Glenn Greenwald NSA

What Greenwald Won’t Tell You: Brazil Has Its Own Version of PRISM

Joshua Foust wrote a must-read article about the latest Greenwald/Snowden revelations regarding NSA’s surveillance of the presidents of Brazil and Mexico.

It turns out both nations have vast surveillance operations which I detailed in my column yesterday, but Foust goes into greater details about what, specifically, each nation is up to.

But while Greenwald is furious at the NSA’s email-snooping programs, he does not condemn Brazil’s own PRISM-like system to steal email data for government analysis.

[...] Earlier this year, ABIN was accused of spying on a movement to oppose the construction of the Belo Monto Dam in Northern Brazil. That wasn’t a unique incident, either: in June Brazil’s intel service launched a massive effort to surveil and eavesdrop on social media — a reaction to this year’s mass protests that Brazilian police violently beat down.

Pres. Roussef did not like being surprised by social unrest, so she ordered the monitoring — yet she seems offended the U.S. would monitor her to avoid surprises.

There’s a lot more. What about Mexico?

The U.S. and Mexican governments jointly operate a gigantic spying complex in Mexico City that tracks down drug cartel figures and organized criminal groups. But after last December’s election of Nieto, many in the U.S. worried that this center would be shut down over disagreements about how best to counter cartels, even while Nieto created a newly-centralized intelligence service under American consultation.

“Intelligence cooperation between the two countries is extensive,” Benoît Gomis, a specialist in organized crime and counternarcotics at Chatham House, told me.

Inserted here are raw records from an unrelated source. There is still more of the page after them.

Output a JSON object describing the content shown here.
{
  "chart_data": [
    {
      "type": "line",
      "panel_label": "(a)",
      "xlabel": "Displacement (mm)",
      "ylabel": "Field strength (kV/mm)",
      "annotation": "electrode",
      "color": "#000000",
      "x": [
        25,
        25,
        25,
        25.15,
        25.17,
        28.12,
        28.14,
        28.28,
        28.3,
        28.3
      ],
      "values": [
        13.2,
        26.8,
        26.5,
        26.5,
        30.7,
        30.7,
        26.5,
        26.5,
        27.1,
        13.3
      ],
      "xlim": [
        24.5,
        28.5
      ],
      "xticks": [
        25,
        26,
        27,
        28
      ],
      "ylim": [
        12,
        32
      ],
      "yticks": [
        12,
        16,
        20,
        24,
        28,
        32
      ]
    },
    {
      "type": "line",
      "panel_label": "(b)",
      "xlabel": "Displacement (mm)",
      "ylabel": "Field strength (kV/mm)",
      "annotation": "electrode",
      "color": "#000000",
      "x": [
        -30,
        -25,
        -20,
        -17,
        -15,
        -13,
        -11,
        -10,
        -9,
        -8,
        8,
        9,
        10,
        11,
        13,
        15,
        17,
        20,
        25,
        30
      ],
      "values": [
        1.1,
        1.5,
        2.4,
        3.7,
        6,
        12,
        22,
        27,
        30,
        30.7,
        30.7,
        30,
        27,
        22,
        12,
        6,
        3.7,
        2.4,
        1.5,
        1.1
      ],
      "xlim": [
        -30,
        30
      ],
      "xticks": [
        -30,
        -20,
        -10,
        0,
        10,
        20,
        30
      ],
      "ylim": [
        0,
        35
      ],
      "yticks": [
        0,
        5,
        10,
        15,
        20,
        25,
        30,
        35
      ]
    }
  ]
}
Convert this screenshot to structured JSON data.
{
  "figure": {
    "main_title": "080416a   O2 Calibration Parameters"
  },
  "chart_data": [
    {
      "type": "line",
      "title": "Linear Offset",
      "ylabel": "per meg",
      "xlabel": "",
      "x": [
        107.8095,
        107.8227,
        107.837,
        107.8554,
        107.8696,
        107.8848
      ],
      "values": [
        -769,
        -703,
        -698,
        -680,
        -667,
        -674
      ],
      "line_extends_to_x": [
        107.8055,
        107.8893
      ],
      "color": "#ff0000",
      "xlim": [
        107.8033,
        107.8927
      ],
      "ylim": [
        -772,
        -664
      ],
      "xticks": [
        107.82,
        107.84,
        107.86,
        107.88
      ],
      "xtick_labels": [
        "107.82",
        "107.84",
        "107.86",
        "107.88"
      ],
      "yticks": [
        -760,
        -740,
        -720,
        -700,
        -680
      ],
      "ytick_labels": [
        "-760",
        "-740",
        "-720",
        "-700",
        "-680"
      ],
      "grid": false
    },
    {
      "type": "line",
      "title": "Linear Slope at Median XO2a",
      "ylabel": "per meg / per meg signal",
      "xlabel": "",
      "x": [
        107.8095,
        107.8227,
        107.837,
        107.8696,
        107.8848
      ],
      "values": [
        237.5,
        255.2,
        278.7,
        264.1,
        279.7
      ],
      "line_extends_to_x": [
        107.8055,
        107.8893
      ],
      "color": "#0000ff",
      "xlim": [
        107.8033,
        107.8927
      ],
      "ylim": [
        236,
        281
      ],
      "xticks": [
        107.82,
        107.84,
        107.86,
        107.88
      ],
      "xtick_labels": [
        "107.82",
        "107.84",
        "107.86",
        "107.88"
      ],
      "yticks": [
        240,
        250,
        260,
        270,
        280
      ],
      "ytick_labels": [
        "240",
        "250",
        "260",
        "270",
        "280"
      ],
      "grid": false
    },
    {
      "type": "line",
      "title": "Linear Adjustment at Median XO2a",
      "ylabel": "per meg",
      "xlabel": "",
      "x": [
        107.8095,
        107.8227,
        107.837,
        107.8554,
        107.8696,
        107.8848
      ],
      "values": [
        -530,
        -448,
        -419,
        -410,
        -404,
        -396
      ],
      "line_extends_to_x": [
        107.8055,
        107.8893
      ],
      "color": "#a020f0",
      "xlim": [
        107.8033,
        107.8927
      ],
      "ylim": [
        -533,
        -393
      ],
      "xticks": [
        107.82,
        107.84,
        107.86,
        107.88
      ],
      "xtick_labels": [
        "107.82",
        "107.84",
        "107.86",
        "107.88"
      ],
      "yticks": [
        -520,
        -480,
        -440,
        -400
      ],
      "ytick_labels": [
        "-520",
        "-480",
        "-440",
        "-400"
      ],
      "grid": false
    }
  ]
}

Meanwhile, now that Greenwald has helped Brazil learn more about what the U.S. is doing, Brazil is providing some quid pro quo:

[Brazilian lawmakers] asked Tuesday that an American journalist living in Rio de Janeiro who first broke news about the National Security Agency’s program receive protection from federal police.

Senators want journalist Glenn Greenwald and his domestic partner, David Miranda, protected because the future testimony of both is considered fundamental to the investigation.

Interesting timing. Greenwald helps Brazil, Brazil helps Greenwald.